Other automakers have tackled 400V compatibility differently. The Porsche Taycan uses a DC-DC charge booster that limits it to around 150 kW at 400V stations. Hyundai’s E-GMP vehicles use the rear motor to step up voltage, achieving roughly 135 kW at 400V Superchargers. Telo’s split-pack approach should theoretically deliver stronger 400V performance, though the company hasn’t specified the exact charging rate at 400V stations.
Sustained 400 kW, not just a peak number
The more significant claim is that the 400 kW charging rate is sustained, not a brief peak that tapers within seconds. North directly addressed the industry practice of advertising peak charging rates that last only moments: “In the past we’ve seen some vehicles be able to charge at a very high charge rate but only for a few seconds. We know that that doesn’t fool anybody; we know it’s about sustained charge. That’s what brings the actual charge time down.”
This is a notable distinction. The Lucid Gravity, one of the few EVs currently capable of 400 kW charging, maintains that peak rate for roughly 90 seconds before tapering linearly.

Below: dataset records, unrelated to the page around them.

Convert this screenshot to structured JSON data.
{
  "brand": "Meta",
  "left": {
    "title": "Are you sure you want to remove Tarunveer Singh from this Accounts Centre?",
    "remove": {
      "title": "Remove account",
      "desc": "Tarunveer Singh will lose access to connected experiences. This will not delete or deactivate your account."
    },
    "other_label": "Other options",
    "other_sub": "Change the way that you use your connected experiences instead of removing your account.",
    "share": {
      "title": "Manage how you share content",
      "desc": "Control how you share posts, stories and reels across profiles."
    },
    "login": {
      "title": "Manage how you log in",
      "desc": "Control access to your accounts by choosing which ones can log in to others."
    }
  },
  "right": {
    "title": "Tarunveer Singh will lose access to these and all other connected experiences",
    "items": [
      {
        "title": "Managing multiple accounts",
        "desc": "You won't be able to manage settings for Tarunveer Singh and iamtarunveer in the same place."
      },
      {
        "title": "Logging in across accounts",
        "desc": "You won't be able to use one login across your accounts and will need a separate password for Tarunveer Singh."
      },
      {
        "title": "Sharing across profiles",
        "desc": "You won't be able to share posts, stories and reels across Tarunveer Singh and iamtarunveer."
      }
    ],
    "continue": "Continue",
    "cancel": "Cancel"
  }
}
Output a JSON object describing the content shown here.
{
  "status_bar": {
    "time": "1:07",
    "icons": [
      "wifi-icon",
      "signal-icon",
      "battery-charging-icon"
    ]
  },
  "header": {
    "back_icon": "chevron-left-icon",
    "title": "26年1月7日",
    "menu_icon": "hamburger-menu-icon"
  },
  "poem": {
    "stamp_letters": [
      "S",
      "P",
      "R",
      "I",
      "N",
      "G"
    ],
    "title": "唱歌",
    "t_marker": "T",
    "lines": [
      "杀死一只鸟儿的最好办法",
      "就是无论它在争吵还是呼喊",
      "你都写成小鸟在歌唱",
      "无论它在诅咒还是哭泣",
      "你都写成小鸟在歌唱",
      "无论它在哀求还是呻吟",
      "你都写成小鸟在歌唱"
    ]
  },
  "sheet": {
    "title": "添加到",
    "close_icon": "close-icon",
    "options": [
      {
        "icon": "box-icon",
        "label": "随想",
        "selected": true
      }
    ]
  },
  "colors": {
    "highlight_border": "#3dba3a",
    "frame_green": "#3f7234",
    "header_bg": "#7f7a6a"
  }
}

The BMW iX3 on the Neue Klasse platform also advertises 400 kW but follows a similar taper pattern. Tesla’s Model Y, by comparison, maxes out at 250 kW.

If Telo can deliver genuinely sustained 400 kW charging, the MT1 would stand out among EVs at any price point — and it starts at $41,520.
North attributed the improvement to rapid advances in battery cell technology, noting that cells Telo is sourcing today have 20% more energy density and roughly one-fifth the internal resistance of cells available just a year ago. Lower internal resistance means less heat generation during fast charging, which is what allows higher sustained power without thermal throttling.
Building momentum toward production
The charging announcement adds to a string of recent milestones for Telo. The company has raised roughly $30 million, including a $20 million Series A backed by Tesla co-founder Marc Tarpenning, and has accumulated over 12,000 preorders representing more than $600 million in potential revenue.
The MT1 offers a 60-inch truck bed — comparable to a Toyota Tacoma — despite being five feet shorter. Battery options include a 77 kWh standard pack (260 miles range) and a 106 kWh long-range pack (350+ miles). The dual-motor AWD configuration delivers 500 horsepower and a 4-second 0-60 time.
With the Schwab Industries partnership now in place for body manufacturing and certification activities underway, the initial run of approximately 500 units will target high-deposit customers and fleet buyers before broader production ramps up. Telo aims to produce around 5,000 trucks per year.
Electrek’s Take
The sustained 400 kW charging claim is the headline here, and it’s a bold one. Most EVs that advertise 400 kW peak rates see dramatic taper within the first minute or two. If Telo delivers on this, the MT1 would charge faster than vehicles costing $50,000 or more.
The dual 800V/400V architecture is the right call. We’ve been tracking how 800V-only vehicles struggle at 400V chargers — and with the majority of the fast charging network still running at 400 volts, optimizing for real-world infrastructure rather than spec-sheet bragging rights shows engineering maturity.
That said, Telo is still a startup with $30 million in funding trying to bring a vehicle to production — a feat that has humbled or destroyed far better-capitalized companies. The company wisely isn’t announcing specific charge times yet, which suggests final validation is still in progress. We’ll need to see actual charging curve data at real stations before this moves from impressive claim to confirmed capability. But the technical approach is sound, and the momentum, body manufacturing partner, 12,000 preorders, improving battery cell performance, is heading in the right direction.
But to bring a passenger vehicle program to market, you generally need in the hundreds of millions of dollars.